In a large bowl, whisk together the yogurt with two tablespoons turmeric, two tablespoons yellow curry, and one tablespoon each of cumin, coriander, and garam masala. Add the cubed chicken to the sauce and marinate for at least 4-6 hours (or longer for deeper flavor).
Heat a skillet over medium-high heat. Add the ghee until melted, then add the chopped onion. Sauté until softened, about five minutes. Stir in the red curry paste and tomato paste.
Crush the cardamom pods and stir in the seeds until fragrant. Add in the minced ginger and garlic. Season with salt and pepper, and add red pepper flakes if you prefer a spicier tikka masala.
Add the halved cherry tomatoes to the skillet. Cook, stirring occasionally, until the tomatoes are soft enough to be easily crushed with the back of a wooden spoon - about 4-5 minutes.

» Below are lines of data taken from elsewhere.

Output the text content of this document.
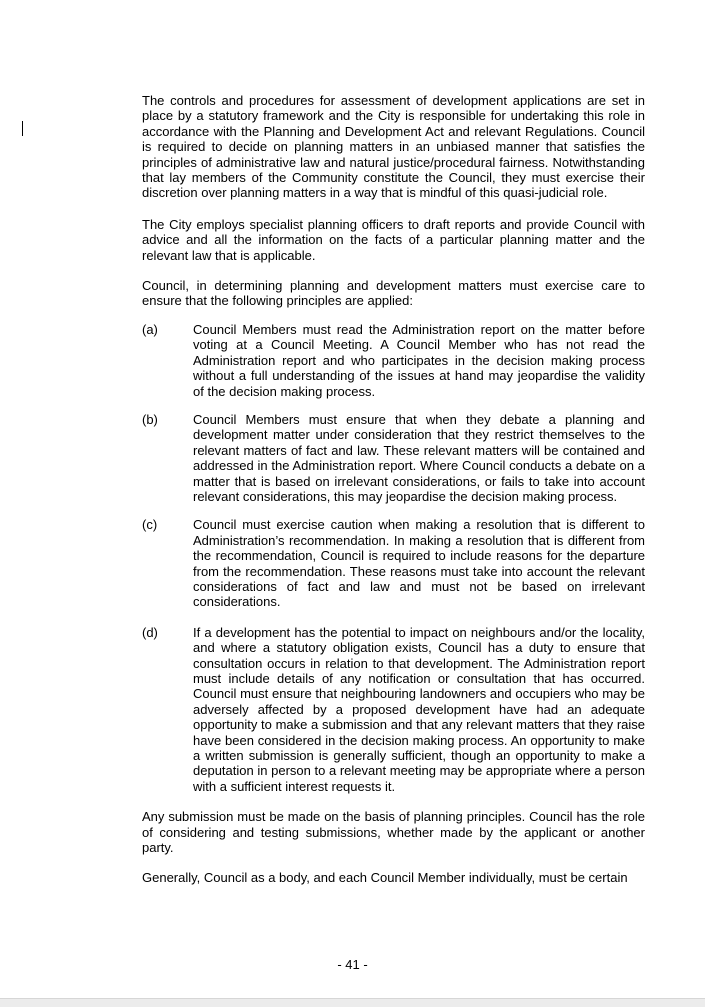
The controls and procedures for assessment of development applications are set in place by a statutory framework and the City is responsible for undertaking this role in accordance with the Planning and Development Act and relevant Regulations. Council is required to decide on planning matters in an unbiased manner that satisfies the principles of administrative law and natural justice/procedural fairness. Notwithstanding that lay members of the Community constitute the Council, they must exercise their discretion over planning matters in a way that is mindful of this quasi-judicial role.

The City employs specialist planning officers to draft reports and provide Council with advice and all the information on the facts of a particular planning matter and the relevant law that is applicable.

Council, in determining planning and development matters must exercise care to ensure that the following principles are applied:

(a)	Council Members must read the Administration report on the matter before voting at a Council Meeting. A Council Member who has not read the Administration report and who participates in the decision making process without a full understanding of the issues at hand may jeopardise the validity of the decision making process.
(b)	Council Members must ensure that when they debate a planning and development matter under consideration that they restrict themselves to the relevant matters of fact and law. These relevant matters will be contained and addressed in the Administration report. Where Council conducts a debate on a matter that is based on irrelevant considerations, or fails to take into account relevant considerations, this may jeopardise the decision making process.
(c)	Council must exercise caution when making a resolution that is different to Administration’s recommendation. In making a resolution that is different from the recommendation, Council is required to include reasons for the departure from the recommendation. These reasons must take into account the relevant considerations of fact and law and must not be based on irrelevant considerations.
(d)	If a development has the potential to impact on neighbours and/or the locality, and where a statutory obligation exists, Council has a duty to ensure that consultation occurs in relation to that development. The Administration report must include details of any notification or consultation that has occurred. Council must ensure that neighbouring landowners and occupiers who may be adversely affected by a proposed development have had an adequate opportunity to make a submission and that any relevant matters that they raise have been considered in the decision making process. An opportunity to make a written submission is generally sufficient, though an opportunity to make a deputation in person to a relevant meeting may be appropriate where a person with a sufficient interest requests it.

Any submission must be made on the basis of planning principles. Council has the role of considering and testing submissions, whether made by the applicant or another party.

Generally, Council as a body, and each Council Member individually, must be certain

- 41 -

Pour the marinade and chicken into the skillet. Stir to incorporate the onions and tomatoes. Let the sauce simmer, stirring occasionally, for 8-10 minutes, or until the chicken is cooked through and has reached an internal temperature of 165°F.
Serve right away alongside cooked basmati rice. Top with cilantro for added freshness and flavor. Naan and samosas can be served as additional sides - enjoy!